Neutrality is not a state to be sought—internally or externally. We deserve the wild variety of life, manifest in all the glorious diversity of nature.

Homogenization of our humanity is the birthplace of all of our neuroses. According to Brené Brown, belonging is an irreducible human need. Not fitting in—belonging.

Belonging is an agreement that is made between individuals and in groups, that our quirks are welcome, our needs are valid, our feelings and our bodies matter, and our creativity is us living the dreams that must be expressed, birthed, and ushered into the world.

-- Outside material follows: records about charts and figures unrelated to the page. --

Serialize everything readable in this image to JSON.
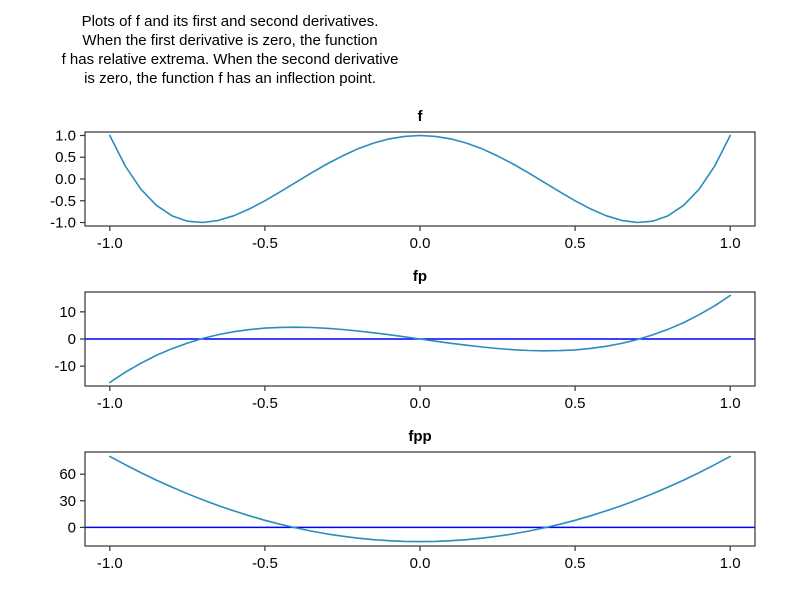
{
  "header": {
    "lines": [
      "Plots of f and its first and second derivatives.",
      "When the first derivative is zero, the function",
      "f has relative extrema. When the second derivative",
      "is zero, the function f has an inflection point."
    ]
  },
  "colors": {
    "series_line": "#2b8cbe",
    "zero_line": "#0000ff",
    "axis": "#333333",
    "text": "#000000"
  },
  "chart_data": [
    {
      "type": "line",
      "title": "f",
      "xlabel": "",
      "ylabel": "",
      "xlim": [
        -1.08,
        1.08
      ],
      "ylim": [
        -1.08,
        1.08
      ],
      "xticks": [
        -1,
        -0.5,
        0,
        0.5,
        1
      ],
      "xtick_labels": [
        "-1.0",
        "-0.5",
        "0.0",
        "0.5",
        "1.0"
      ],
      "yticks": [
        1,
        0.5,
        0,
        -0.5,
        -1
      ],
      "ytick_labels": [
        "1.0",
        "0.5",
        "0.0",
        "-0.5",
        "-1.0"
      ],
      "grid": false,
      "legend": "none",
      "zero_line": false,
      "zero_line_color": "#0000ff",
      "x": [
        -1,
        -0.95,
        -0.9,
        -0.85,
        -0.8,
        -0.75,
        -0.7,
        -0.65,
        -0.6,
        -0.55,
        -0.5,
        -0.45,
        -0.4,
        -0.35,
        -0.3,
        -0.25,
        -0.2,
        -0.15,
        -0.1,
        -0.05,
        0,
        0.05,
        0.1,
        0.15,
        0.2,
        0.25,
        0.3,
        0.35,
        0.4,
        0.45,
        0.5,
        0.55,
        0.6,
        0.65,
        0.7,
        0.75,
        0.8,
        0.85,
        0.9,
        0.95,
        1
      ],
      "series": [
        {
          "name": "f",
          "color": "#2b8cbe",
          "values": [
            1,
            0.296,
            -0.231,
            -0.604,
            -0.843,
            -0.969,
            -0.999,
            -0.952,
            -0.843,
            -0.688,
            -0.5,
            -0.292,
            -0.075,
            0.14,
            0.345,
            0.531,
            0.693,
            0.824,
            0.921,
            0.98,
            1,
            0.98,
            0.921,
            0.824,
            0.693,
            0.531,
            0.345,
            0.14,
            -0.075,
            -0.292,
            -0.5,
            -0.688,
            -0.843,
            -0.952,
            -0.999,
            -0.969,
            -0.843,
            -0.604,
            -0.231,
            0.296,
            1
          ]
        }
      ]
    },
    {
      "type": "line",
      "title": "fp",
      "xlabel": "",
      "ylabel": "",
      "xlim": [
        -1.08,
        1.08
      ],
      "ylim": [
        -17.3,
        17.3
      ],
      "xticks": [
        -1,
        -0.5,
        0,
        0.5,
        1
      ],
      "xtick_labels": [
        "-1.0",
        "-0.5",
        "0.0",
        "0.5",
        "1.0"
      ],
      "yticks": [
        10,
        0,
        -10
      ],
      "ytick_labels": [
        "10",
        "0",
        "-10"
      ],
      "grid": false,
      "legend": "none",
      "zero_line": true,
      "zero_line_color": "#0000ff",
      "x": [
        -1,
        -0.95,
        -0.9,
        -0.85,
        -0.8,
        -0.75,
        -0.7,
        -0.65,
        -0.6,
        -0.55,
        -0.5,
        -0.45,
        -0.4,
        -0.35,
        -0.3,
        -0.25,
        -0.2,
        -0.15,
        -0.1,
        -0.05,
        0,
        0.05,
        0.1,
        0.15,
        0.2,
        0.25,
        0.3,
        0.35,
        0.4,
        0.45,
        0.5,
        0.55,
        0.6,
        0.65,
        0.7,
        0.75,
        0.8,
        0.85,
        0.9,
        0.95,
        1
      ],
      "series": [
        {
          "name": "fp",
          "color": "#2b8cbe",
          "values": [
            -16,
            -12.236,
            -8.928,
            -6.052,
            -3.584,
            -1.5,
            0.224,
            1.612,
            2.688,
            3.476,
            4,
            4.284,
            4.352,
            4.228,
            3.936,
            3.5,
            2.944,
            2.292,
            1.568,
            0.796,
            0,
            -0.796,
            -1.568,
            -2.292,
            -2.944,
            -3.5,
            -3.936,
            -4.228,
            -4.352,
            -4.284,
            -4,
            -3.476,
            -2.688,
            -1.612,
            -0.224,
            1.5,
            3.584,
            6.052,
            8.928,
            12.236,
            16
          ]
        }
      ]
    },
    {
      "type": "line",
      "title": "fpp",
      "xlabel": "",
      "ylabel": "",
      "xlim": [
        -1.08,
        1.08
      ],
      "ylim": [
        -21,
        85
      ],
      "xticks": [
        -1,
        -0.5,
        0,
        0.5,
        1
      ],
      "xtick_labels": [
        "-1.0",
        "-0.5",
        "0.0",
        "0.5",
        "1.0"
      ],
      "yticks": [
        60,
        30,
        0
      ],
      "ytick_labels": [
        "60",
        "30",
        "0"
      ],
      "grid": false,
      "legend": "none",
      "zero_line": true,
      "zero_line_color": "#0000ff",
      "x": [
        -1,
        -0.95,
        -0.9,
        -0.85,
        -0.8,
        -0.75,
        -0.7,
        -0.65,
        -0.6,
        -0.55,
        -0.5,
        -0.45,
        -0.4,
        -0.35,
        -0.3,
        -0.25,
        -0.2,
        -0.15,
        -0.1,
        -0.05,
        0,
        0.05,
        0.1,
        0.15,
        0.2,
        0.25,
        0.3,
        0.35,
        0.4,
        0.45,
        0.5,
        0.55,
        0.6,
        0.65,
        0.7,
        0.75,
        0.8,
        0.85,
        0.9,
        0.95,
        1
      ],
      "series": [
        {
          "name": "fpp",
          "color": "#2b8cbe",
          "values": [
            80,
            70.64,
            61.76,
            53.36,
            45.44,
            38,
            31.04,
            24.56,
            18.56,
            13.04,
            8,
            3.44,
            -0.64,
            -4.24,
            -7.36,
            -10,
            -12.16,
            -13.84,
            -15.04,
            -15.76,
            -16,
            -15.76,
            -15.04,
            -13.84,
            -12.16,
            -10,
            -7.36,
            -4.24,
            -0.64,
            3.44,
            8,
            13.04,
            18.56,
            24.56,
            31.04,
            38,
            45.44,
            53.36,
            61.76,
            70.64,
            80
          ]
        }
      ]
    }
  ]
}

We need all of each other—not fragments, not parts looking for their other halves, cutting off limbs to fit into boxes. No. We need wild, wholehearted humans with whom we can live, love, and grow together.

We can’t keep compartmentalizing—breaking ourselves and others down, asking each other to sell off parts of ourselves, to sit on our souls—if we want to know the unshakable acceptance that we all so deeply yearn for.

And where do we start?

We begin as we are, right here in this moment. We breathe into this sacred vessel, letting a sigh escape our lips, our own holy surrender. Not an indication of defeat, but the herald of our desire to be born again—more alive, more real, more deeply saturated with feeling.

We must be willing to sacrifice the gods of conformity upon their altars of consumerism. We must be willing to let the false gods, fake masks, and heartless institutions burn, even as we are consumed by our commitment to beauty, and honesty, by our dedication to the real reality that dwells within our breasts and minds, and by the vision of a more beautiful world that we know is possible.

How do we create this world we yearn for? How do we find ourselves in the kind of love our souls know we are capable of?

We must give ourselves—and each other—permission. We must write those permission slips that let us slip free from the bonds of our familial and social conditioning. We need new agreements that make the care of our souls and the soul of the world our primary purpose.

We must discover the living temples that dwell within and all around us, the achingly vivid life that too many of us are trying to numb, nullify, and escape. We must embrace this ache, we must welcome our joy, our knowing, and yes, even our anger, fear, and pain.

Our new creed must be: there will be no heaven except the one that we actively—with these hands, hearts, and minds—create.